De laatste jaren heeft Nederland een paar extreem hete en droge zomers meegemaakt. Het watertekort neemt in zo’n droge zomer snel toe. Om dit tekort tegen te gaan moet Delfland in zo’n droge zomer ongeveer 30 miljoen kuub water van buitenaf ons gebied inlaten. “Zoet water, wel te verstaan. En dat is in de zomer niet ruim voorradig” constateert Heinhuis. Als in Delfland een tekort aan zoet water ontstaat, wordt het aangevoerd vanuit het Brielse Meer. “Soms komt zoet water zelfs helemaal uit het Amsterdam-Rijnkanaal. Een hele toer om dat voor elkaar te krijgen en het is bovendien erg kostbaar.”
Zoet water is hard nodig. Niet alleen voor de drinkwatervoorziening, maar ook om de natuur gezond te houden, waterkeringen en funderingen van gebouwen stabiel te houden en om zout water, dat steeds vaker ons watersysteem binnendringt, terug te houden. Dit zijn technisch ingewikkelde problemen die opgelost moeten worden om het gebied van Delfland op lange termijn gezond en leefbaar te houden. “We onderzoeken welke maatregelen doeltreffend zijn om waterschaarste in de toekomst te voorkomen”, zegt Heinhuis.
Hoogheemraad Manita Koop geeft aan dat verdroging een structureel probleem is in ons gebied. “Door aanhoudende droogte is de kans groot dat te weinig water van goede kwaliteit overblijft om de natuur gezond te houden. Het is belangrijk dat we samen met de gemeenten, bedrijven en bewoners aan de slag gaan om het oppervlakte- en grondwater beter te beschermen”. Koop geeft aan dat Delfland onderzoekt hoe de ondergrond gebruikt kan worden om in natte tijden zoet water op te slaan, om het in droge tijden opnieuw te gebruiken.

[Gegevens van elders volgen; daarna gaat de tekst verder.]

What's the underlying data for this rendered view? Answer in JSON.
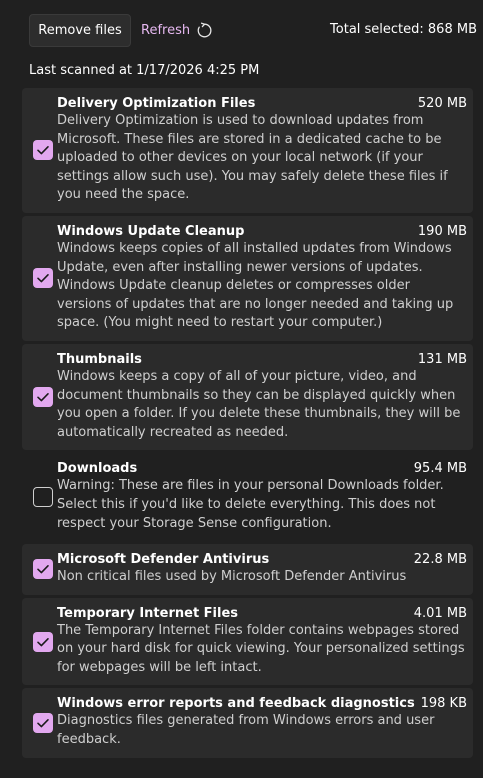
{
  "toolbar": {
    "remove_label": "Remove files",
    "refresh_label": "Refresh",
    "total_selected": "Total selected: 868 MB"
  },
  "last_scanned": "Last scanned at 1/17/2026 4:25 PM",
  "colors": {
    "accent": "#e2a8ef",
    "background": "#202020",
    "card": "#2b2b2b"
  },
  "items": [
    {
      "title": "Delivery Optimization Files",
      "size": "520 MB",
      "checked": true,
      "description": "Delivery Optimization is used to download updates from Microsoft. These files are stored in a dedicated cache to be uploaded to other devices on your local network (if your settings allow such use). You may safely delete these files if you need the space."
    },
    {
      "title": "Windows Update Cleanup",
      "size": "190 MB",
      "checked": true,
      "description": "Windows keeps copies of all installed updates from Windows Update, even after installing newer versions of updates. Windows Update cleanup deletes or compresses older versions of updates that are no longer needed and taking up space. (You might need to restart your computer.)"
    },
    {
      "title": "Thumbnails",
      "size": "131 MB",
      "checked": true,
      "description": "Windows keeps a copy of all of your picture, video, and document thumbnails so they can be displayed quickly when you open a folder. If you delete these thumbnails, they will be automatically recreated as needed."
    },
    {
      "title": "Downloads",
      "size": "95.4 MB",
      "checked": false,
      "description": "Warning: These are files in your personal Downloads folder. Select this if you'd like to delete everything. This does not respect your Storage Sense configuration."
    },
    {
      "title": "Microsoft Defender Antivirus",
      "size": "22.8 MB",
      "checked": true,
      "description": "Non critical files used by Microsoft Defender Antivirus"
    },
    {
      "title": "Temporary Internet Files",
      "size": "4.01 MB",
      "checked": true,
      "description": "The Temporary Internet Files folder contains webpages stored on your hard disk for quick viewing. Your personalized settings for webpages will be left intact."
    },
    {
      "title": "Windows error reports and feedback diagnostics",
      "size": "198 KB",
      "checked": true,
      "description": "Diagnostics files generated from Windows errors and user feedback."
    }
  ]
}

Heinhuis vult aan: “Bij nieuwbouwplannen hameren we op het belang van water, onder meer door ruimte voor waterberging te vragen”, zegt hij. “We stellen oplossingen voor om regenwater in de ondergrond op te vangen en vast te houden. Bovengrondse opslag is ook mogelijk, bijvoorbeeld met een wadi, een groene greppel die regenwater opslaat in de wijk, of met waterberging op het dak.” Heinhuis geeft nog een voorbeeld van slimme wateropvang: grote gietwaterbassins voor tuinders. “Een tuinder is dan minder afhankelijk van andere zoetwaterbronnen. Belangrijk is dat iedereen snapt dat we regenwater moeten vasthouden en niet door het rioolputje laten wegspoelen”, besluit Heinhuis.